The SEO Framework Indicators
Once you have The SEO Framework installed, you will now see an array of indicators in the new SEO column on the Posts and Pages menu.
These indicators will have different letters and colors, all of which are telling you something about that post or page’s SEO. Every page and term is checked against more than 70 issues.
Below is a breakdown of what the different letters stand for:
- T/TG: Stands for Title and Title, generated. It tells you when the title is too long or short, unbranded, not present, or any other issue.
- D/DG: Description or Description, generated. Same as the title indicator but for the meta description.
- I: Indexing status of your content, like if indexing is prohibited by robots.txt or WordPress settings.
- F: Same as above for dofollow/nofollow.
- A: Same as above but for archive/noarchive.
- R: Whether or not the page in question redirects visitors elsewhere.
The SEO Framework uses the different colors to convey messages about the state of your SEO.
- Red means that there is an error that you must resolve.
- Yellow is a non-critical warning that you might want to address.
- Green is good.
- Blue is informational and situational.
- Gray is undefined or unprocessable. It typically means that you have empty information for that
Feedback from the indicators is meant to be used to improve the SEO of each piece of content.
The SEO Framework Extensions
Another awesome feature about The SEO Framework is its extensibility via extensions.
To get even more range out of the plugin, there are 10 extensions you can install.
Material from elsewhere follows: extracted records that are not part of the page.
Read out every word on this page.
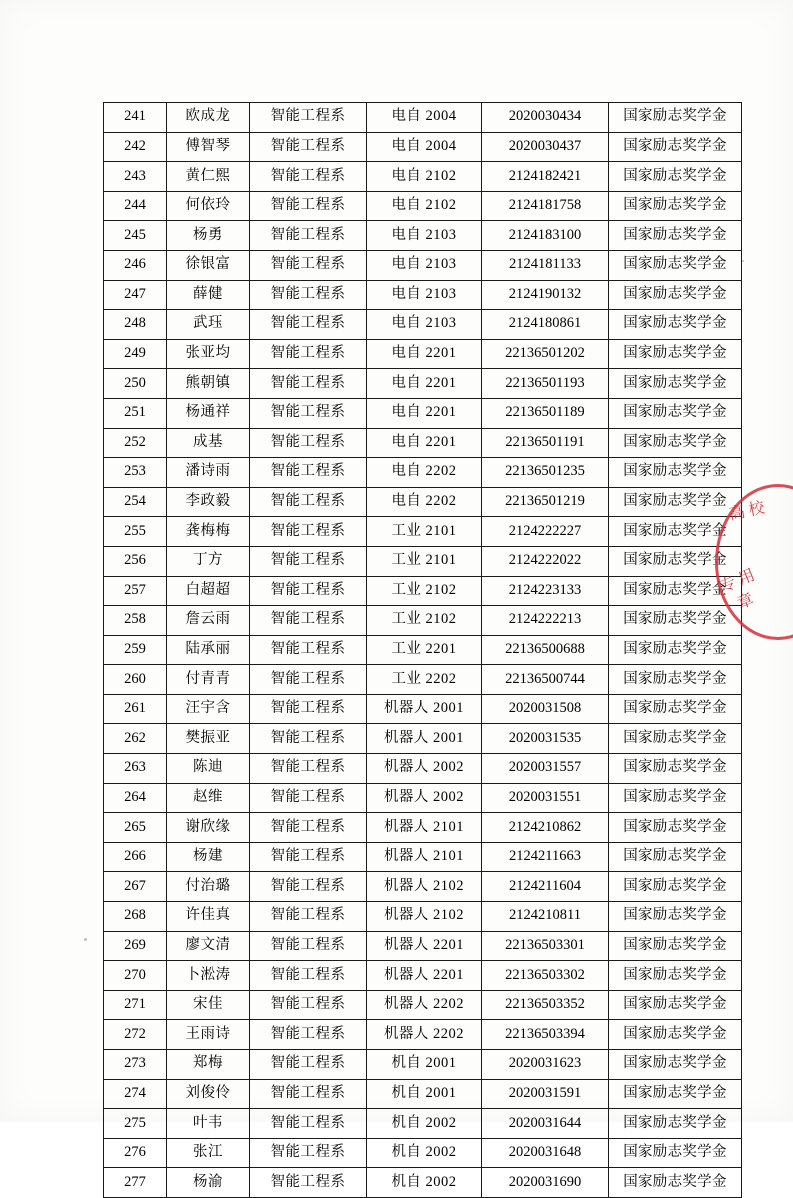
241	欧成龙	智能工程系	电自 2004	2020030434	国家励志奖学金
242	傅智琴	智能工程系	电自 2004	2020030437	国家励志奖学金
243	黄仁熙	智能工程系	电自 2102	2124182421	国家励志奖学金
244	何依玲	智能工程系	电自 2102	2124181758	国家励志奖学金
245	杨勇	智能工程系	电自 2103	2124183100	国家励志奖学金
246	徐银富	智能工程系	电自 2103	2124181133	国家励志奖学金
247	薛健	智能工程系	电自 2103	2124190132	国家励志奖学金
248	武珏	智能工程系	电自 2103	2124180861	国家励志奖学金
249	张亚均	智能工程系	电自 2201	22136501202	国家励志奖学金
250	熊朝镇	智能工程系	电自 2201	22136501193	国家励志奖学金
251	杨通祥	智能工程系	电自 2201	22136501189	国家励志奖学金
252	成基	智能工程系	电自 2201	22136501191	国家励志奖学金
253	潘诗雨	智能工程系	电自 2202	22136501235	国家励志奖学金
254	李政毅	智能工程系	电自 2202	22136501219	国家励志奖学金
255	龚梅梅	智能工程系	工业 2101	2124222227	国家励志奖学金
256	丁方	智能工程系	工业 2101	2124222022	国家励志奖学金
257	白超超	智能工程系	工业 2102	2124223133	国家励志奖学金
258	詹云雨	智能工程系	工业 2102	2124222213	国家励志奖学金
259	陆承丽	智能工程系	工业 2201	22136500688	国家励志奖学金
260	付青青	智能工程系	工业 2202	22136500744	国家励志奖学金
261	汪宇含	智能工程系	机器人 2001	2020031508	国家励志奖学金
262	樊振亚	智能工程系	机器人 2001	2020031535	国家励志奖学金
263	陈迪	智能工程系	机器人 2002	2020031557	国家励志奖学金
264	赵维	智能工程系	机器人 2002	2020031551	国家励志奖学金
265	谢欣缘	智能工程系	机器人 2101	2124210862	国家励志奖学金
266	杨建	智能工程系	机器人 2101	2124211663	国家励志奖学金
267	付治璐	智能工程系	机器人 2102	2124211604	国家励志奖学金
268	许佳真	智能工程系	机器人 2102	2124210811	国家励志奖学金
269	廖文清	智能工程系	机器人 2201	22136503301	国家励志奖学金
270	卜淞涛	智能工程系	机器人 2201	22136503302	国家励志奖学金
271	宋佳	智能工程系	机器人 2202	22136503352	国家励志奖学金
272	王雨诗	智能工程系	机器人 2202	22136503394	国家励志奖学金
273	郑梅	智能工程系	机自 2001	2020031623	国家励志奖学金
274	刘俊伶	智能工程系	机自 2001	2020031591	国家励志奖学金
275	叶韦	智能工程系	机自 2002	2020031644	国家励志奖学金
276	张江	智能工程系	机自 2002	2020031648	国家励志奖学金
277	杨渝	智能工程系	机自 2002	2020031690	国家励志奖学金
高 校
专 用 章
Several of the extensions are free, or you can access all of the extensions with an Extension Manager subscription that starts at $7/mo.
Available extensions include:
Origin (free): An extension that redirects attachment page visitors to the parent post.
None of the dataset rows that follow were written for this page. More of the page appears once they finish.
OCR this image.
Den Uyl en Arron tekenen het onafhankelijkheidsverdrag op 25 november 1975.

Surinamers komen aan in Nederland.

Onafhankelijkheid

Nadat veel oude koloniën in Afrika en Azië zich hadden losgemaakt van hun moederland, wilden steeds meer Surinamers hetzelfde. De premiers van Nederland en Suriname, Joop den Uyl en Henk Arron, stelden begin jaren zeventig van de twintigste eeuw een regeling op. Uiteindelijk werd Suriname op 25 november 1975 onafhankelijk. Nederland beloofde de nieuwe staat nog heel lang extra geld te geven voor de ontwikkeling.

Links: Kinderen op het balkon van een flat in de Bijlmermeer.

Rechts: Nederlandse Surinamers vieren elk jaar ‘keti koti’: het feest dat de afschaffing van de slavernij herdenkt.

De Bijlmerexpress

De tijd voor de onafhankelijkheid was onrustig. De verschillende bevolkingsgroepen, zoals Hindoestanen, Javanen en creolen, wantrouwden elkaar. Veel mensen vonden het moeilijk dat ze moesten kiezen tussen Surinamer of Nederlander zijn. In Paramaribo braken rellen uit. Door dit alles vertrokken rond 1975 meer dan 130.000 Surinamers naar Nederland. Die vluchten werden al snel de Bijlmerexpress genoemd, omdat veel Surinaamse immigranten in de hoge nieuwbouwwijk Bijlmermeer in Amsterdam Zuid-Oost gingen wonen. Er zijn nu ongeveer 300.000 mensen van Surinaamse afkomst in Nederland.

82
Incognito (free): Used to remove the plugin’s branding from your html code.
Title Fix (free): This ensures the plugin overrides your theme’s title output.
AMP (free): This extension makes the plugin also work on AMP pages.
Articles (paid): The Articles extension allows you to add important schema structured data to your articles.
Honeypot (paid): Helps prevent comment spam.
Focus (paid): Helps with on-page SEO targeting of keywords.
Cord (paid): Helps you connect your website to third-party services, like Google Universal Analytics and Facebook pixel.
Local SEO (paid): Helps you set up structured data for a local business.
Monitor (paid): An extension that keeps track of things such as your site’s optimization and uptime.
Whether you want an SEO plugin that is completely preconfigured upon installation or one that gives you tons of settings and options to customize your WordPress SEO, The SEO Framework has you covered.
This plugin can help you improve your SEO with auto-generated metadata and by identifying issues with your posts and pages before you publish them.
On top of all that, the plugin is completely free, so there’s no harm in trying it out to see if you like it more than other SEO plugins.